Sehr geehrter Herr Martin,

ein gewisser Geräuschpegel, verursacht durch Bürogeräte, Kollegen, Klimaanlagen usw., kann die Nerven schon sehr strapazieren. Die Folgen: sinkende Konzentration, abnehmende Leistungsfähigkeit, steigende Fehlerquoten sowie steigende Stresshormone, Herzfrequenz und steigender Blutdruck.

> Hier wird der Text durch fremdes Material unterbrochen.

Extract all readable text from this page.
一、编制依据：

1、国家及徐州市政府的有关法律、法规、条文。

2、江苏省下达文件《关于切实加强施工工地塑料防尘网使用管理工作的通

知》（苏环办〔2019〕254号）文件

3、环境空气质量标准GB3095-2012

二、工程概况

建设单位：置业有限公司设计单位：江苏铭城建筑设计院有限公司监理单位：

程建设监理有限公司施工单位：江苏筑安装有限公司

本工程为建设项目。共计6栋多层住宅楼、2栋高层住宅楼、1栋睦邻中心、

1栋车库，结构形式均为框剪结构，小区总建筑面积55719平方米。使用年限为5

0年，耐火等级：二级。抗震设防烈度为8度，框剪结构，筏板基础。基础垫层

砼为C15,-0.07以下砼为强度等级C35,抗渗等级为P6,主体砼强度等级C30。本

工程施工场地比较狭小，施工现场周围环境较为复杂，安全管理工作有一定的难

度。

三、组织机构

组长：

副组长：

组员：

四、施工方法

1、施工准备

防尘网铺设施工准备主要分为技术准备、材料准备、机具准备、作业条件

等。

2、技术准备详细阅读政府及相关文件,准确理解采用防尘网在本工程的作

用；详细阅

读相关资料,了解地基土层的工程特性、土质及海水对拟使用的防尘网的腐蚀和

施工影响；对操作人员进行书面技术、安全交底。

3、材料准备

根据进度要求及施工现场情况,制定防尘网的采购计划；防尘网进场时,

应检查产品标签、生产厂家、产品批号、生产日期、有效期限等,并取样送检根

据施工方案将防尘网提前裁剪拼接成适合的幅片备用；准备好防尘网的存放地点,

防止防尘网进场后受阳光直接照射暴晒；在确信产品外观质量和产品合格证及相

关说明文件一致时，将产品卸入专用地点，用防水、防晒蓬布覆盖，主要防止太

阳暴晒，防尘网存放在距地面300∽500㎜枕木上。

Deshalb investieren die meisten Arbeitgeber in gewisse Maßnahmen, um ihren Mitarbeitern das Arbeiten in Großraumbüros zu erleichtert. Den Rahmen dafür setzt der Gesetzgeber mit Grenzwerten (nachzulesen in dem Leitfaden BGI 650 Bildschirm- und Büroarbeitsplätze). So dürfen die Grenzwerte bei wissenschaftlichen Tätigkeiten nicht 55 dB(A) und bei Daten- und Texterfassungen nicht 70 dB(A) überschreiten.

Um die Lärmbelastung so gering wie möglich zu halten, können Arbeitgeber den Großraum entsprechend gestalten. Akustikdecken, Deckensegel, schallabsorbierende Oberflächen durch spezielle Anstriche sowie Teppichböden, um den Trittschall zu reduzieren. Pflanzen, Lamellenvorhänge, schalldämpfende Stellwände sowie Regale und Schränke gegen Schallreflexionen.

Letztendlich sind auch mobile Paravents mit entsprechend schallabsorbierenden Oberflächen eine Alternative, um Arbeitsplätze abzuschirmen. Auch können Arbeitgeber darauf bestehen, dass Mobiltelefone im Großraumbüro grundsätzlich auf Vibrationsalarm gestellt sind statt zu klingeln. Ein geschlossener Raum für Besprechungen, längere Telefonate oder konzentriertes Arbeiten ist eine Möglichkeit, um Mitarbeitern das Ausweichen zu ermöglichen. Und laute Geräte wie beispielsweise Kopierer und Drucker sollten nicht nur aufgrund des Lärmpegels in einem Extraraum untergebracht sein, sondern auch wegen der Feinstaubbelastung.

Sie sollten das Gespräch mit Ihrem Arbeitgeber suchen, um eine gemeinsame Lösung zu finden. Maßnahmen wie Paravents sowie die Unterstützung der Kollegen, die ihre (Mobil-)Telefone leiser stellen, sind schnell und kostengünstig umzusetzen. Fühlen sich auch Ihre Kollegen vom Lärm belästigt, sollten sie alle gemeinsam das Gespräch suchen und – falls vorhanden – den Betriebsrat möglichst früh einbeziehen.